Working Capital - Mission Blog

<<Mission Blog Home Posted: 02-21-2019
a woman has a casual discussion with her supervisor

It’s a blessing and a curse.

It is important for every employer to provide regular, documented feedback on each employee’s performance. This helps employees grow and thrive in an organization and have a clearer understanding of what is expected of them.

At the same time, it can be a difficult process to maintain. Essentially, employee evaluations are a form of confrontation. They need to be honest and honesty can often be painful. In a perfect world everything is perfect, the trains are running on time and the form is stamped with “satisfactory”.

As we researched this topic we found an alarming number of articles and opinion pieces that all said essentially the same thing – employee evaluations (or performance reviews) are dead, they are a thing of the past. It seems the main thinking behind this is that – historically – employee reviews have been an annual affair. You meet with your employee, go through a list of prepared (and often generic) statements and check the box by each that best reflects the employee’s status. It reminds of those evaluations we received in elementary school that said we “work and play well with others. A nice sentiment but not really grounds for personal growth.

In today’s world of big data, it is not surprising that most HR departments in larger companies have turned the process over the algorithms. From data points like “met budget goals” to “collaborates well with others” the process can be increasingly complex. It is also especially burdensome on managers as it forces them to convert real-world experiences and observations into a spreadsheet of numbers.

It can also be confusing for the employee as they are unsure where they should focus their efforts on improvement. Do they need to do a better job “achieving client success” or do they need to work on their communication skills? And, how do you evaluate this once a year?

Apparently, the trend is moving away from these reviews. According to an article published by The Society For Human Resource Management, the number of companies who conduct formal employee reviews dropped to 91% in 2018 (down three points from 2017).

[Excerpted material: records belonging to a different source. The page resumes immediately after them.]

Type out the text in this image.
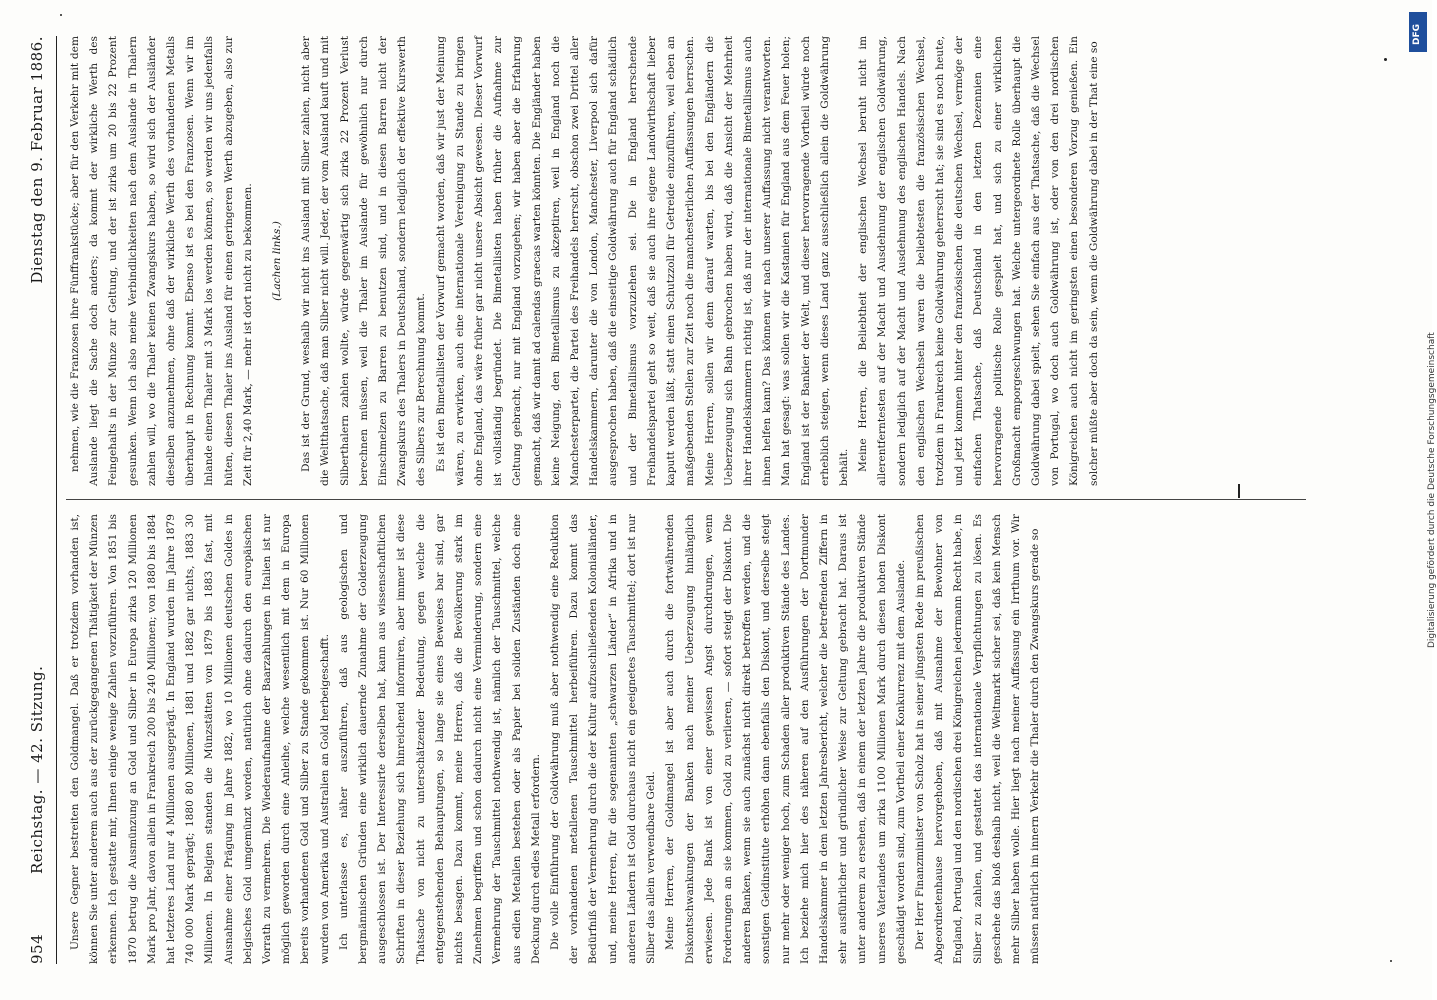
954
Reichstag. — 42. Sitzung.
Dienstag den 9. Februar 1886.

Unsere Gegner bestreiten den Goldmangel. Daß er trotzdem vorhanden ist, können Sie unter anderem auch aus der zurückgegangenen Thätigkeit der Münzen erkennen. Ich gestatte mir, Ihnen einige wenige Zahlen vorzuführen. Von 1851 bis 1870 betrug die Ausmünzung an Gold und Silber in Europa zirka 120 Millionen Mark pro Jahr, davon allein in Frankreich 200 bis 240 Millionen; von 1880 bis 1884 hat letzteres Land nur 4 Millionen ausgeprägt. In England wurden im Jahre 1879 740 000 Mark geprägt; 1880 80 Millionen, 1881 und 1882 gar nichts, 1883 30 Millionen. In Belgien standen die Münzstätten von 1879 bis 1883 fast, mit Ausnahme einer Prägung im Jahre 1882, wo 10 Millionen deutschen Goldes in belgisches Gold umgemünzt worden, natürlich ohne dadurch den europäischen Vorrath zu vermehren. Die Wiederaufnahme der Baarzahlungen in Italien ist nur möglich geworden durch eine Anleihe, welche wesentlich mit dem in Europa bereits vorhandenen Gold und Silber zu Stande gekommen ist. Nur 60 Millionen wurden von Amerika und Australien an Gold herbeigeschafft. Ich unterlasse es, näher auszuführen, daß aus geologischen und bergmännischen Gründen eine wirklich dauernde Zunahme der Golderzeugung ausgeschlossen ist. Der Interessirte derselben hat, kann aus wissenschaftlichen Schriften in dieser Beziehung sich hinreichend informiren, aber immer ist diese Thatsache von nicht zu unterschätzender Bedeutung, gegen welche die entgegenstehenden Behauptungen, so lange sie eines Beweises bar sind, gar nichts besagen. Dazu kommt, meine Herren, daß die Bevölkerung stark im Zunehmen begriffen und schon dadurch nicht eine Verminderung, sondern eine Vermehrung der Tauschmittel nothwendig ist, nämlich der Tauschmittel, welche aus edlen Metallen bestehen oder als Papier bei soliden Zuständen doch eine Deckung durch edles Metall erfordern. Die volle Einführung der Goldwährung muß aber nothwendig eine Reduktion der vorhandenen metallenen Tauschmittel herbeiführen. Dazu kommt das Bedürfniß der Vermehrung durch die der Kultur aufzuschließenden Kolonialländer, und, meine Herren, für die sogenannten „schwarzen Länder“ in Afrika und in anderen Ländern ist Gold durchaus nicht ein geeignetes Tauschmittel; dort ist nur Silber das allein verwendbare Geld. Meine Herren, der Goldmangel ist aber auch durch die fortwährenden Diskontschwankungen der Banken nach meiner Ueberzeugung hinlänglich erwiesen. Jede Bank ist von einer gewissen Angst durchdrungen, wenn Forderungen an sie kommen, Gold zu verlieren, — sofort steigt der Diskont. Die anderen Banken, wenn sie auch zunächst nicht direkt betroffen werden, und die sonstigen Geldinstitute erhöhen dann ebenfalls den Diskont, und derselbe steigt nur mehr oder weniger hoch, zum Schaden aller produktiven Stände des Landes. Ich beziehe mich hier des näheren auf den Ausführungen der Dortmunder Handelskammer in dem letzten Jahresbericht, welcher die betreffenden Ziffern in sehr ausführlicher und gründlicher Weise zur Geltung gebracht hat. Daraus ist unter anderem zu ersehen, daß in einem der letzten Jahre die produktiven Stände unseres Vaterlandes um zirka 1100 Millionen Mark durch diesen hohen Diskont geschädigt worden sind, zum Vortheil einer Konkurrenz mit dem Auslande. Der Herr Finanzminister von Scholz hat in seiner jüngsten Rede im preußischen Abgeordnetenhause hervorgehoben, daß mit Ausnahme der Bewohner von England, Portugal und den nordischen drei Königreichen jedermann Recht habe, in Silber zu zahlen, und gestattet das internationale Verpflichtungen zu lösen. Es geschehe das bloß deshalb nicht, weil die Weltmarkt sicher sei, daß kein Mensch mehr Silber haben wolle. Hier liegt nach meiner Auffassung ein Irrthum vor. Wir müssen natürlich im innern Verkehr die Thaler durch den Zwangskurs gerade so

nehmen, wie die Franzosen ihre Fünffrankstücke; aber für den Verkehr mit dem Auslande liegt die Sache doch anders; da kommt der wirkliche Werth des Feingehalts in der Münze zur Geltung, und der ist zirka um 20 bis 22 Prozent gesunken. Wenn ich also meine Verbindlichkeiten nach dem Auslande in Thalern zahlen will, wo die Thaler keinen Zwangskurs haben, so wird sich der Ausländer dieselben anzunehmen, ohne daß der wirkliche Werth des vorhandenen Metalls überhaupt in Rechnung kommt. Ebenso ist es bei den Franzosen. Wenn wir im Inlande einen Thaler mit 3 Mark los werden können, so werden wir uns jedenfalls hüten, diesen Thaler ins Ausland für einen geringeren Werth abzugeben, also zur Zeit für 2,40 Mark, — mehr ist dort nicht zu bekommen.	(Lachen links.)	Das ist der Grund, weshalb wir nicht ins Ausland mit Silber zahlen, nicht aber die Weltthatsache, daß man Silber nicht will. Jeder, der vom Ausland kauft und mit Silberthalern zahlen wollte, würde gegenwärtig sich zirka 22 Prozent Verlust berechnen müssen, weil die Thaler im Auslande für gewöhnlich nur durch Einschmelzen zu Barren zu benutzen sind, und in diesen Barren nicht der Zwangskurs des Thalers in Deutschland, sondern lediglich der effektive Kurswerth des Silbers zur Berechnung kommt. Es ist den Bimetallisten der Vorwurf gemacht worden, daß wir just der Meinung wären, zu erwirken, auch eine internationale Vereinigung zu Stande zu bringen ohne England, das wäre früher gar nicht unsere Absicht gewesen. Dieser Vorwurf ist vollständig begründet. Die Bimetallisten haben früher die Aufnahme zur Geltung gebracht, nur mit England vorzugehen; wir haben aber die Erfahrung gemacht, daß wir damit ad calendas graecas warten könnten. Die Engländer haben keine Neigung, den Bimetallismus zu akzeptiren, weil in England noch die Manchesterpartei, die Partei des Freihandels herrscht, obschon zwei Drittel aller Handelskammern, darunter die von London, Manchester, Liverpool sich dafür ausgesprochen haben, daß die einseitige Goldwährung auch für England schädlich und der Bimetallismus vorzuziehen sei. Die in England herrschende Freihandelspartei geht so weit, daß sie auch ihre eigene Landwirthschaft lieber kaputt werden läßt, statt einen Schutzzoll für Getreide einzuführen, weil eben an maßgebenden Stellen zur Zeit noch die manchesterlichen Auffassungen herrschen. Meine Herren, sollen wir denn darauf warten, bis bei den Engländern die Ueberzeugung sich Bahn gebrochen haben wird, daß die Ansicht der Mehrheit ihrer Handelskammern richtig ist, daß nur der internationale Bimetallismus auch ihnen helfen kann? Das können wir nach unserer Auffassung nicht verantworten. Man hat gesagt: was sollen wir die Kastanien für England aus dem Feuer holen; England ist der Bankier der Welt, und dieser hervorragende Vortheil würde noch erheblich steigen, wenn dieses Land ganz ausschließlich allein die Goldwährung behält. Meine Herren, die Beliebtheit der englischen Wechsel beruht nicht im allerentferntesten auf der Macht und Ausdehnung der englischen Goldwährung, sondern lediglich auf der Macht und Ausdehnung des englischen Handels. Nach den englischen Wechseln waren die beliebtesten die französischen Wechsel, trotzdem in Frankreich keine Goldwährung geherrscht hat; sie sind es noch heute, und jetzt kommen hinter den französischen die deutschen Wechsel, vermöge der einfachen Thatsache, daß Deutschland in den letzten Dezennien eine hervorragende politische Rolle gespielt hat, und sich zu einer wirklichen Großmacht emporgeschwungen hat. Welche untergeordnete Rolle überhaupt die Goldwährung dabei spielt, sehen Sie einfach aus der Thatsache, daß die Wechsel von Portugal, wo doch auch Goldwährung ist, oder von den drei nordischen Königreichen auch nicht im geringsten einen besonderen Vorzug genießen. Ein solcher müßte aber doch da sein, wenn die Goldwährung dabei in der That eine so

DFG
Digitalisierung gefördert durch die Deutsche Forschungsgemeinschaft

While the overwhelming majority still conduct them, some – like Adobe – have instituted a process known as “check-ins”. This is a more informal process that has managers and their direct reports engage in an ongoing dialogue about performance. The overall approach here is that it is better to give feedback “in the moment” than waiting for the formal review time which could be months away.

At Deloitte, the process has been simplified, as well. Each quarter team leaders are asked to evaluate – on a 1 to 5 scale – each of their employees based on two statements: “I would award the employee the highest possible pay increase “ and “I would always want the employee on my team”. They are then asked if they are at risk for low performance (yes/no) and if they were ready for a promotion (also yes/no). It is even more direct at Netflix. Managers are asked a simple question: Would you fight to keep this employee?” Pretty direct, no?

However, most companies are not the size of a Deloitte or Netflix. With smaller staffs and more personal contact, the evaluation process can be more important (check out this article from Workopolis). The essential point for smaller businesses to remember is – good employees are hard to find and even harder to retain. The evaluation process can be a key element in long term continuity.

This is a vast and complex issue that will continue to evolve over time as the needs of employers change. As the job market tightens and competition for the best and brightest gets more intense employers will need to continue to find ways to grow and promote from within. And, employees will tend to gravitate to companies that hold those values.